La prima struttura è il frutto di un progetto europeo che coinvolgeva soggetti pubblici e privati nella realizzazione di forme di integrazione sociale della popolazione immigrata. Quando l’idea ha cominciato a svilupparsi, il Ciofs Fp Puglia, che coordina le attività di “Casa Mistra”, non aveva ancora individuato una sede. Due anni più tardi, nel marzo del 2015, la rete delle persone coinvolte nell’iniziativa ha ottenuto, dal Comune di Taranto, partner del progetto, la concessione, in comodato d’uso gratuito, di un immobile già proprietà della mafia.

Il frutto di attività criminose si è così trasformato, dopo alcuni mesi di lavori di ripristino e adeguamento, nella “Casa dell’integrazione e della legalità”.

Più o meno lo stesso iter burocratico ha portato all’assegnazione di un immobile precedentemente confiscato alla criminalità, ad una struttura socio – assistenziale che ospita persone con problemi psicosociali: “Casa per la vita”.

Il centro, che si trova a Talsano, ed è gestito dalla Cooperativa “La vela”, è stato inaugurato lo scorso giugno ed è nato con l’obiettivo di favorire l’incremento dei livelli di socializzazione, di autonomia e di inserimento nel mondo del lavoro, delle persone con svantaggi.

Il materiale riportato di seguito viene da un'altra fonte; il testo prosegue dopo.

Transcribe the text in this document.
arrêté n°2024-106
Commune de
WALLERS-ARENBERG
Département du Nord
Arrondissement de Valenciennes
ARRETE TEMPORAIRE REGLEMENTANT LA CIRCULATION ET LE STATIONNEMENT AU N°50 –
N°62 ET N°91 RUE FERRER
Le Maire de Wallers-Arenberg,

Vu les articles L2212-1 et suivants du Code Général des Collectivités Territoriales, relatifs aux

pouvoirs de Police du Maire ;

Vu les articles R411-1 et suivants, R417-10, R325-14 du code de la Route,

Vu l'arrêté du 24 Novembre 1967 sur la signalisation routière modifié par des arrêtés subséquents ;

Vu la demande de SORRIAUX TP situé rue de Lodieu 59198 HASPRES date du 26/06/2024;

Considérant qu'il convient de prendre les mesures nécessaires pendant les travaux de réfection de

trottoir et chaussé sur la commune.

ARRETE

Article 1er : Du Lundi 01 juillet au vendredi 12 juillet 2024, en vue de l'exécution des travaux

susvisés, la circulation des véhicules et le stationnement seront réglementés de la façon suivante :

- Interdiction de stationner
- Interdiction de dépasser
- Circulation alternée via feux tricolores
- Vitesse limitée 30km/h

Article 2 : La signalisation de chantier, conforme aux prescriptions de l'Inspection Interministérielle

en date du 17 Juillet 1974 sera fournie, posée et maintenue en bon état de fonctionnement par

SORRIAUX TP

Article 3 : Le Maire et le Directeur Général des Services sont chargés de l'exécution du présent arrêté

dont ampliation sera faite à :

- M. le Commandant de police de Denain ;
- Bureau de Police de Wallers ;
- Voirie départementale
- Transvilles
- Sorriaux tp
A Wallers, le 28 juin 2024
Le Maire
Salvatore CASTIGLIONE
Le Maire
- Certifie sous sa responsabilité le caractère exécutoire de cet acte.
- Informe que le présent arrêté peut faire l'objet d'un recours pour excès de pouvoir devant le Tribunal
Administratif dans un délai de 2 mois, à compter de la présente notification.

Un progetto elaborato dalla Direzione Servizi Sociali del Comune, in collaborazione con il Dipartimento Salute Mentale dell’Asl. 

Altri beni attendono di essere “restituiti” alla collettività e reimpiegati. In corso Annibale, per esempio, nei pressi di via Ancona, la scorsa estate, sono stati messi a bando degli immobili, e la relativa procedura è attualmente in itinere.

In via Criscuolo, non lontanto dal lungomare, suggeriscono i referenti di Libera, sezione locale, ci sarebbe un edificio confiscato ma non ancora nella disponibilità del Comune.
“Come tutte le leggi, anche quella del 1982 presenta, purtroppo, delle criticità. Una di queste riguarda proprio i tempi – sottolinea Anna Maria Bonifazi, referente dell’associazione Libera, a Taranto – gli anni che separano la confisca del bene dalla sua assegnazione. Bisogna attendere tre gradi di giudizio, e intanto gli immobili si deteriorano”.

Spesso, spiega Bonifazi, le assegnazioni di ex proprietà del malaffare sono rese difficoltose anche da aspetti legati alla psicologia di chi li riceve, la paura, per esempio, rispetto alla storia della casa, o del terreno.

“A Lido Azzurro c’è una villa, un tempo parte del patrimonio della malavita, che ospitava un centro di accoglienza per minori, dopo poco tempo è stata restituita al Comune”.
Secondo la referente locale di Libera, si dovrebbe fare di più, seguendo esempi come quello rappresentato dalla provincia di Brindisi. “A Manduria ci sono beni confiscati che attendono da dieci anni di essere assegnati – sottolinea Anna Maria Bonifazi”.

Nei comuni di Mesagne, Torchiarolo e San Pietro Vernotico le terre che una volta appartenevano alla Sacra Corona Unita sono oggi coltivate a grano biologico e producono ottimi vini regolarmente commercializzati.

A Taranto, secondo i dati, aggiornati al 2013, dell’Agenzia Nazionale, gli immobili destinati e consegnati, cioè nella disposizione del Comune di Taranto, sarebbero in totale 23. Altri 3 attenderebbero di essere assegnati all’Amministrazione locale. Le cifre cambiano naturalmente se si fa riferimento a tutta la provincia, in questo caso i beni risultano essere 77, dieci in attesa di essere assegnati ai vari Comuni.